Many companies have developed rapid test kits for detecting anti-SARS-CoV-2 antibodies. The UK is already rolling out 3.5 million antibody tests, while Australia has ordered 1.5 million antibody tests to determine whether patients showing symptoms of fever and cough are infected.
What still needs to be tested is how specific those kits are. It's vital that these antibody test kits are only able to detect antibodies against SARS-CoV-2, and not other coronaviruses or even viruses of other types. Otherwise, people might think they are protected against SARS-CoV-2 when in fact they aren't.
Additionally, because the onset of symptoms may appear within 2-14 days after exposure, a person might test negative to the antibody test but actually be infected. So we really still need to use the two tests together to accurately diagnose patients with COVID-19.

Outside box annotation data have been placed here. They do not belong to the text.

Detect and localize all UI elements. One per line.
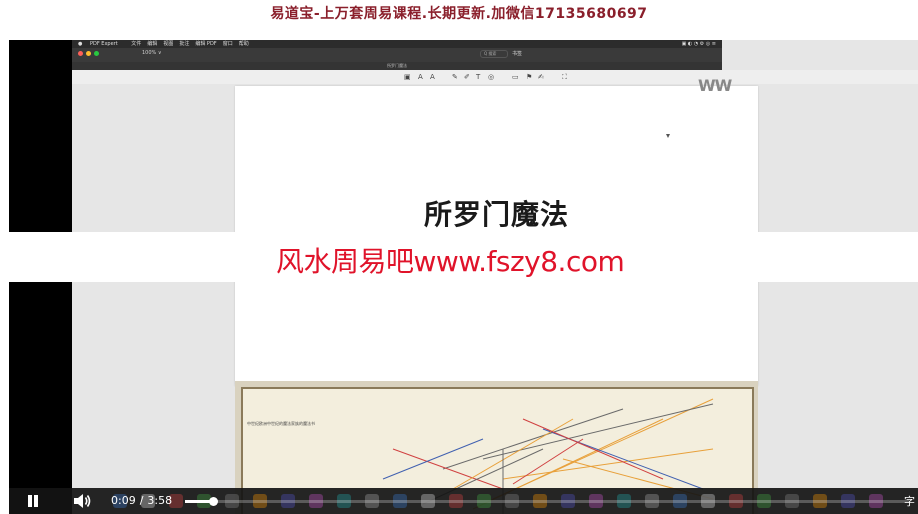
diagram-connector <box>382 438 484 480</box>
diagram-connector <box>442 408 624 470</box>
volume-icon[interactable] <box>72 493 92 509</box>
app-titlebar: 100% ∨ Q 搜索 书签 所罗门魔法 <box>72 48 722 70</box>
menu-item[interactable]: 窗口 <box>223 41 233 47</box>
highlight-tool-icon[interactable]: ✐ <box>464 73 470 81</box>
menu-item[interactable]: 编辑 PDF <box>195 41 216 47</box>
text-box-tool-icon[interactable]: ▣ <box>404 73 411 81</box>
zoom-select[interactable]: 100% ∨ <box>142 50 162 56</box>
document-tab[interactable]: 所罗门魔法 <box>72 62 722 70</box>
middle-watermark-strip: 风水周易吧www.fszy8.com <box>0 232 918 282</box>
text-tool-icon[interactable]: A <box>418 73 423 81</box>
video-controls-bar: 0:09/3:58 字 <box>9 488 918 514</box>
minimize-window-button[interactable] <box>86 51 91 56</box>
type-tool-icon[interactable]: T <box>476 73 480 81</box>
text-small-tool-icon[interactable]: A <box>430 73 435 81</box>
close-window-button[interactable] <box>78 51 83 56</box>
annotation-toolbar: ▣ A A ✎ ✐ T ◎ ▭ ⚑ ✍ ⛶ <box>72 70 918 84</box>
fullscreen-icon[interactable]: ⛶ <box>562 73 567 81</box>
watermark-fragment: WW <box>698 76 732 95</box>
menu-item[interactable]: 视图 <box>163 41 173 47</box>
menu-item[interactable]: 批注 <box>179 41 189 47</box>
signature-tool-icon[interactable]: ✍ <box>538 73 544 81</box>
app-name-menu[interactable]: PDF Expert <box>90 41 118 47</box>
menu-items: 文件 编辑 视图 批注 编辑 PDF 窗口 帮助 <box>125 41 248 47</box>
top-watermark-banner: 易道宝-上万套周易课程.长期更新.加微信17135680697 <box>0 0 918 28</box>
subtitle-button[interactable]: 字 <box>904 493 915 509</box>
diagram-connector <box>522 418 664 480</box>
mouse-cursor-icon <box>666 134 670 138</box>
time-display: 0:09/3:58 <box>111 494 172 507</box>
page-title: 所罗门魔法 <box>423 198 569 231</box>
stamp-tool-icon[interactable]: ⚑ <box>526 73 532 81</box>
bookmark-button[interactable]: 书签 <box>512 50 522 57</box>
diagram-connector <box>452 418 574 490</box>
menu-status-icons: ▣ ◐ ◔ ⚙ ◎ ≡ <box>681 41 716 47</box>
progress-bar[interactable] <box>185 497 909 506</box>
menu-item[interactable]: 帮助 <box>239 41 249 47</box>
search-input[interactable]: Q 搜索 <box>480 50 508 58</box>
menu-item[interactable]: 编辑 <box>147 41 157 47</box>
duration: 3:58 <box>147 494 173 507</box>
current-time: 0:09 <box>111 494 136 507</box>
progress-handle[interactable] <box>208 497 218 506</box>
menu-item[interactable]: 文件 <box>131 41 141 47</box>
zoom-window-button[interactable] <box>94 51 99 56</box>
middle-watermark-text: 风水周易吧www.fszy8.com <box>276 245 625 278</box>
apple-icon[interactable]: ● <box>78 41 82 47</box>
pause-button[interactable] <box>27 495 39 507</box>
document-tab-label: 所罗门魔法 <box>387 63 407 68</box>
screenshot-frame: 易道宝-上万套周易课程.长期更新.加微信17135680697 ● PDF Ex… <box>0 0 918 514</box>
mac-menu-bar: ● PDF Expert 文件 编辑 视图 批注 编辑 PDF 窗口 帮助 ▣ ◐ ◔ ⚙ … <box>72 40 722 48</box>
time-separator: / <box>139 494 144 507</box>
top-banner-text: 易道宝-上万套周易课程.长期更新.加微信17135680697 <box>270 6 648 22</box>
shape-tool-icon[interactable]: ◎ <box>488 73 494 81</box>
comment-tool-icon[interactable]: ▭ <box>512 73 519 81</box>
pen-tool-icon[interactable]: ✎ <box>452 73 458 81</box>
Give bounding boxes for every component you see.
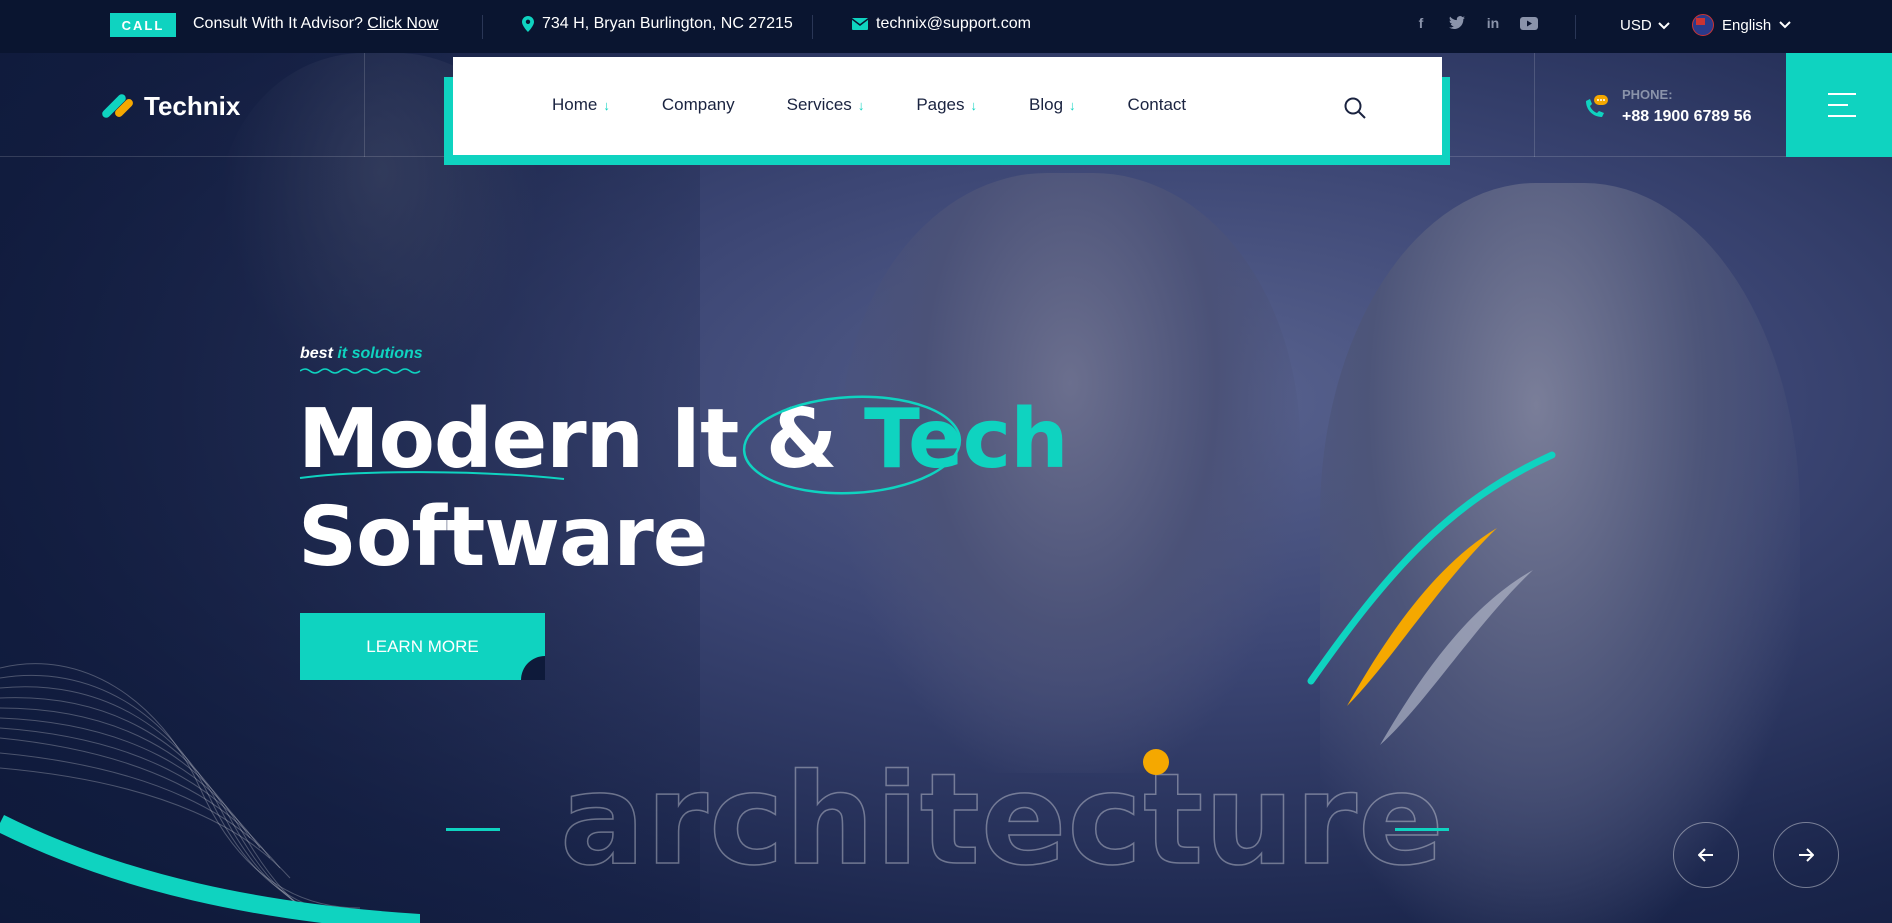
learn-more-button[interactable]: LEARN MORE: [300, 613, 545, 680]
arrow-down-icon: ↓: [970, 97, 978, 113]
menu-line: [1828, 115, 1856, 117]
divider: [812, 15, 813, 39]
nav-label: Company: [661, 95, 735, 114]
nav-label: Services: [786, 95, 852, 114]
currency-select[interactable]: USD: [1620, 17, 1670, 34]
nav-label: Blog: [1029, 95, 1064, 114]
arrow-down-icon: ↓: [857, 97, 865, 113]
phone-label: PHONE:: [1622, 87, 1673, 102]
divider: [482, 15, 483, 39]
subtitle-part-b: it solutions: [337, 345, 423, 362]
squiggle-underline: [300, 368, 421, 374]
nav-label: Contact: [1127, 95, 1187, 114]
divider: [1534, 53, 1535, 157]
consult-label: Consult With It Advisor?: [193, 15, 363, 32]
tech-circle-decoration: [742, 395, 962, 495]
envelope-icon: [852, 18, 868, 30]
logo[interactable]: Technix: [100, 91, 241, 122]
arrow-down-icon: ↓: [603, 97, 610, 113]
arrow-left-icon: [1698, 848, 1713, 862]
nav-item-home[interactable]: Home ↓: [552, 95, 610, 115]
chevron-down-icon: [1657, 21, 1670, 29]
consult-text: Consult With It Advisor? Click Now: [193, 15, 438, 33]
dash-decoration: [446, 828, 500, 831]
arrow-right-icon: [1799, 848, 1814, 862]
email-text[interactable]: technix@support.com: [876, 15, 1031, 33]
language-value: English: [1722, 16, 1772, 34]
search-icon[interactable]: [1344, 97, 1366, 119]
language-select[interactable]: English: [1692, 14, 1791, 36]
call-badge: CALL: [110, 13, 176, 37]
hero-title-line2: Software: [298, 490, 708, 585]
social-links: f in: [1412, 14, 1538, 32]
leaf-arc-decoration: [1307, 451, 1556, 745]
twitter-icon[interactable]: [1448, 14, 1466, 32]
hamburger-menu-button[interactable]: [1786, 53, 1892, 157]
arrow-down-icon: ↓: [1069, 97, 1076, 113]
slider-prev-button[interactable]: [1673, 822, 1739, 888]
nav-item-pages[interactable]: Pages ↓: [916, 95, 977, 115]
logo-icon: [100, 92, 135, 121]
address: 734 H, Bryan Burlington, NC 27215: [522, 15, 793, 33]
currency-value: USD: [1620, 17, 1652, 34]
linkedin-icon[interactable]: in: [1484, 14, 1502, 32]
dot-decoration: [1143, 749, 1169, 775]
facebook-icon[interactable]: f: [1412, 14, 1430, 32]
location-pin-icon: [522, 16, 534, 32]
email[interactable]: technix@support.com: [852, 15, 1031, 33]
nav-label: Home: [552, 95, 598, 114]
divider: [1575, 15, 1576, 39]
nav-item-blog[interactable]: Blog ↓: [1029, 95, 1076, 115]
outline-word: architecture: [559, 746, 1445, 893]
nav-label: Pages: [916, 95, 965, 114]
menu-line: [1828, 104, 1848, 106]
logo-text: Technix: [144, 91, 241, 121]
divider: [364, 53, 365, 157]
hero-subtitle: best it solutions: [300, 345, 423, 363]
phone-number[interactable]: +88 1900 6789 56: [1622, 108, 1751, 126]
subtitle-part-a: best: [300, 345, 333, 362]
nav-item-company[interactable]: Company: [662, 95, 735, 115]
nav-items: Home ↓ Company Services ↓ Pages ↓ Blog ↓ Con…: [552, 95, 1186, 115]
phone-chat-icon: [1580, 93, 1608, 121]
slider-next-button[interactable]: [1773, 822, 1839, 888]
teal-arc-decoration: [0, 814, 420, 923]
menu-line: [1828, 93, 1856, 95]
nav-item-contact[interactable]: Contact: [1128, 95, 1187, 115]
title-underline-decoration: [299, 471, 565, 480]
main-nav: Home ↓ Company Services ↓ Pages ↓ Blog ↓ Con…: [453, 57, 1442, 155]
address-text: 734 H, Bryan Burlington, NC 27215: [542, 15, 793, 32]
youtube-icon[interactable]: [1520, 14, 1538, 32]
dash-decoration: [1395, 828, 1449, 831]
phone-contact[interactable]: PHONE: +88 1900 6789 56: [1580, 87, 1751, 126]
nav-item-services[interactable]: Services ↓: [787, 95, 865, 115]
chevron-down-icon: [1779, 21, 1791, 29]
australia-flag-icon: [1692, 14, 1714, 36]
top-bar: CALL Consult With It Advisor? Click Now …: [0, 0, 1892, 53]
click-now-link[interactable]: Click Now: [367, 15, 438, 32]
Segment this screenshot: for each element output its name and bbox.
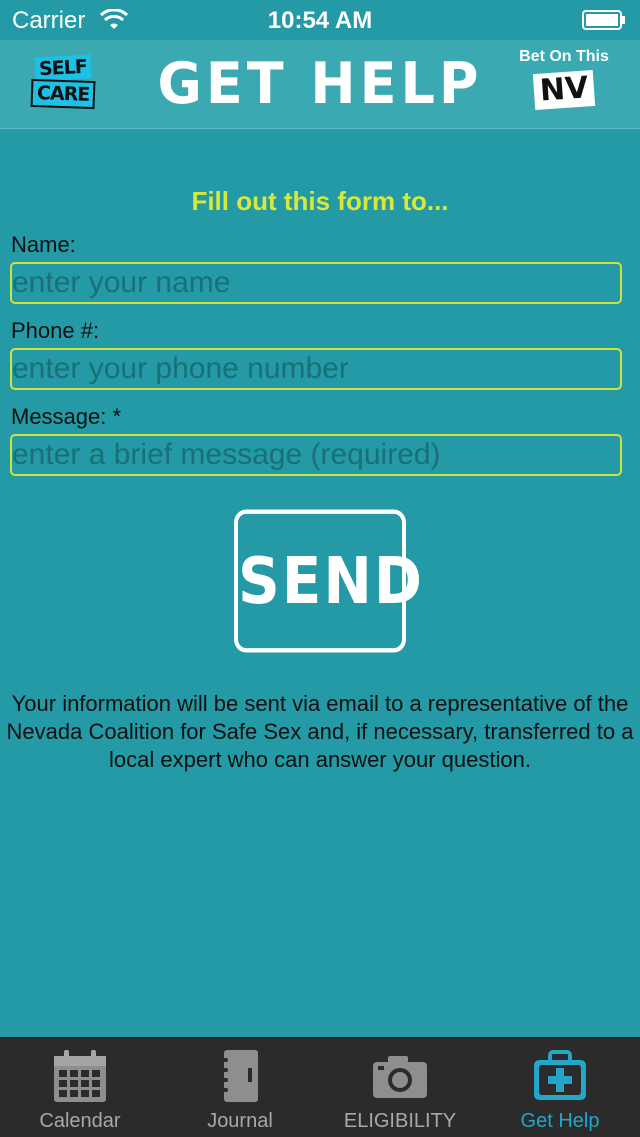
nv-badge: NV: [532, 69, 596, 111]
send-button[interactable]: SEND: [234, 509, 422, 653]
name-input[interactable]: [10, 262, 622, 304]
tab-calendar[interactable]: Calendar: [0, 1038, 160, 1137]
bet-on-this-nv-logo[interactable]: Bet On This NV: [514, 48, 614, 111]
tab-bar: Calendar Journal ELIGIBILITY Get Help: [0, 1037, 640, 1137]
calendar-icon: [54, 1050, 106, 1102]
name-label: Name:: [11, 232, 76, 257]
phone-label: Phone #:: [11, 318, 100, 343]
message-label: Message: *: [11, 404, 122, 429]
tab-eligibility[interactable]: ELIGIBILITY: [320, 1038, 480, 1137]
clock: 10:54 AM: [267, 7, 373, 34]
tab-get-help[interactable]: Get Help: [480, 1038, 640, 1137]
journal-icon: [220, 1050, 258, 1102]
form-intro: Fill out this form to...: [191, 186, 449, 216]
tab-calendar-label: Calendar: [39, 1110, 121, 1132]
message-input[interactable]: [10, 434, 622, 476]
tab-journal[interactable]: Journal: [160, 1038, 320, 1137]
status-bar: Carrier 10:54 AM: [0, 0, 640, 40]
info-text: Your information will be sent via email …: [6, 691, 634, 772]
medical-kit-icon: [534, 1050, 586, 1100]
camera-icon: [373, 1056, 427, 1098]
tab-journal-label: Journal: [207, 1110, 273, 1132]
phone-input[interactable]: [10, 348, 622, 390]
bet-on-this-text: Bet On This: [519, 48, 609, 65]
tab-eligibility-label: ELIGIBILITY: [343, 1110, 457, 1132]
battery-icon: [582, 10, 625, 30]
tab-get-help-label: Get Help: [520, 1110, 600, 1132]
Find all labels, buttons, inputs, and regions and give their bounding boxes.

A new test developed by NSW Health Pathology will also be able to determine whether the antibodies in the blood are able to kill the virus. These kinds of tests will help clinicians and scientists measure exactly how soon after infection we develop antibodies, what levels are needed to be protective, and how long these antibodies stay in our body.
This will also help scientists track the spread of the virus and know if someone is going to be immune to reinfection with SARS-CoV-2.
These antibody tests have been developed much more rapidly than vaccines, which are still many months away. This is because the antibody tests are done outside the body, using just a small blood sample, perhaps just a pinprick.
In contrast, a vaccine needs to be injected into the body, so it has to be tested for safety as well as effectiveness.
For a vaccine, we first need to understand how the immune response to the virus itself works, because essentially a vaccine is trying to trick the immune system into thinking it's seen the virus before so it makes protective antibodies. Then, we need to thoroughly test any candidate vaccine to ensure it doesn't make people ill. This means we probably won't see any vaccines for at least 12 months.
The new antibody tests will also help guide vaccine development. By measuring antibody levels in infected and recovered patients, we'll have a much better idea of the levels of protective antibodies a vaccine needs to elicit.
While we wait for a vaccine, the new antibody tests will give scientists, doctors and public health officials much more information about who gets infected, who has already been infected and recovered, and how protected we are against reinfection.
But there is still a long way to go before we can test people's blood for antibodies against SARS-CoV-2 and confidently say it is safe for people to go back to work or into the community without getting sick.
Ultimately it is up to our community leaders and public health officials to decide when it is safe for us to resume normal life.